Traje, the brightly colored traditional dress of the highland Maya, is the principal visual expression of indigenous identity in Guatemala today. Whether worn in beauty pageants, made for religious celebrations, or sold in tourist markets, traje is more than "mere cloth"—it plays an active role in the construction and expression of ethnicity, gender, education, politics, wealth, and nationality for Maya and non-Maya alike.

Carol Hendrickson presents an ethnography of clothing focused on the traje—particularly women's traje—of Tecpán, Guatemala, a bi-ethnic community in the central highlands. She covers the period from 1980, when the recent round of violence began, to the early 1990s, when Maya revitalization efforts emerged.

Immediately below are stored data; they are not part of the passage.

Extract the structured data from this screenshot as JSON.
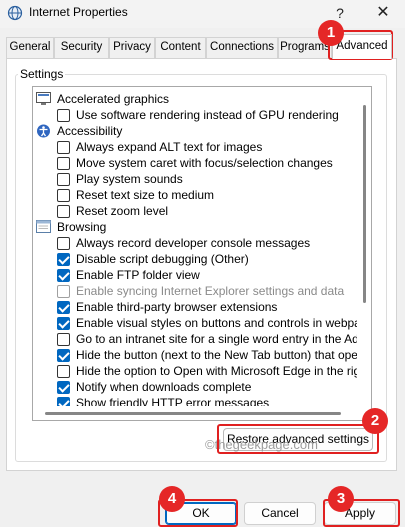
{
  "window": {
    "title": "Internet Properties",
    "help_label": "?",
    "close_label": "✕"
  },
  "tabs": [
    {
      "label": "General"
    },
    {
      "label": "Security"
    },
    {
      "label": "Privacy"
    },
    {
      "label": "Content"
    },
    {
      "label": "Connections"
    },
    {
      "label": "Programs"
    },
    {
      "label": "Advanced",
      "active": true
    }
  ],
  "settings": {
    "group_label": "Settings",
    "rows": [
      {
        "type": "category",
        "label": "Accelerated graphics",
        "icon": "monitor-icon"
      },
      {
        "type": "option",
        "label": "Use software rendering instead of GPU rendering",
        "checked": false
      },
      {
        "type": "category",
        "label": "Accessibility",
        "icon": "accessibility-icon"
      },
      {
        "type": "option",
        "label": "Always expand ALT text for images",
        "checked": false
      },
      {
        "type": "option",
        "label": "Move system caret with focus/selection changes",
        "checked": false
      },
      {
        "type": "option",
        "label": "Play system sounds",
        "checked": false
      },
      {
        "type": "option",
        "label": "Reset text size to medium",
        "checked": false
      },
      {
        "type": "option",
        "label": "Reset zoom level",
        "checked": false
      },
      {
        "type": "category",
        "label": "Browsing",
        "icon": "browser-window-icon"
      },
      {
        "type": "option",
        "label": "Always record developer console messages",
        "checked": false
      },
      {
        "type": "option",
        "label": "Disable script debugging (Other)",
        "checked": true
      },
      {
        "type": "option",
        "label": "Enable FTP folder view",
        "checked": true
      },
      {
        "type": "option",
        "label": "Enable syncing Internet Explorer settings and data",
        "checked": false,
        "disabled": true
      },
      {
        "type": "option",
        "label": "Enable third-party browser extensions",
        "checked": true
      },
      {
        "type": "option",
        "label": "Enable visual styles on buttons and controls in webpages",
        "checked": true
      },
      {
        "type": "option",
        "label": "Go to an intranet site for a single word entry in the Addres",
        "checked": false
      },
      {
        "type": "option",
        "label": "Hide the button (next to the New Tab button) that opens",
        "checked": true
      },
      {
        "type": "option",
        "label": "Hide the option to Open with Microsoft Edge in the right-cl",
        "checked": false
      },
      {
        "type": "option",
        "label": "Notify when downloads complete",
        "checked": true
      },
      {
        "type": "option",
        "label": "Show friendly HTTP error messages",
        "checked": true
      }
    ]
  },
  "buttons": {
    "restore": "Restore advanced settings",
    "ok": "OK",
    "cancel": "Cancel",
    "apply": "Apply"
  },
  "watermark": "©thegeekpage.com",
  "callouts": [
    {
      "number": "1"
    },
    {
      "number": "2"
    },
    {
      "number": "3"
    },
    {
      "number": "4"
    }
  ],
  "colors": {
    "accent": "#0067c0",
    "callout": "#e52727"
  }
}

Using a symbolic analysis informed by political concerns, Hendrickson seeks to increase the value accorded to a subject like weaving, which is sometimes disparaged as "craft" or "women's work." She examines traje in three dimensions—as part of the enduring images of the "Indian," as an indicator of change in the human life cycle and cloth production, and as a medium for innovation and creative expression.

From this study emerges a picture of highland life in which traje and the people who wear it are bound to tradition and place, yet are also actively changing and reflecting the wider world. The book will be important reading for all those interested in the contemporary Maya, the cultural analysis of material culture, and the role of women in culture preservation and change.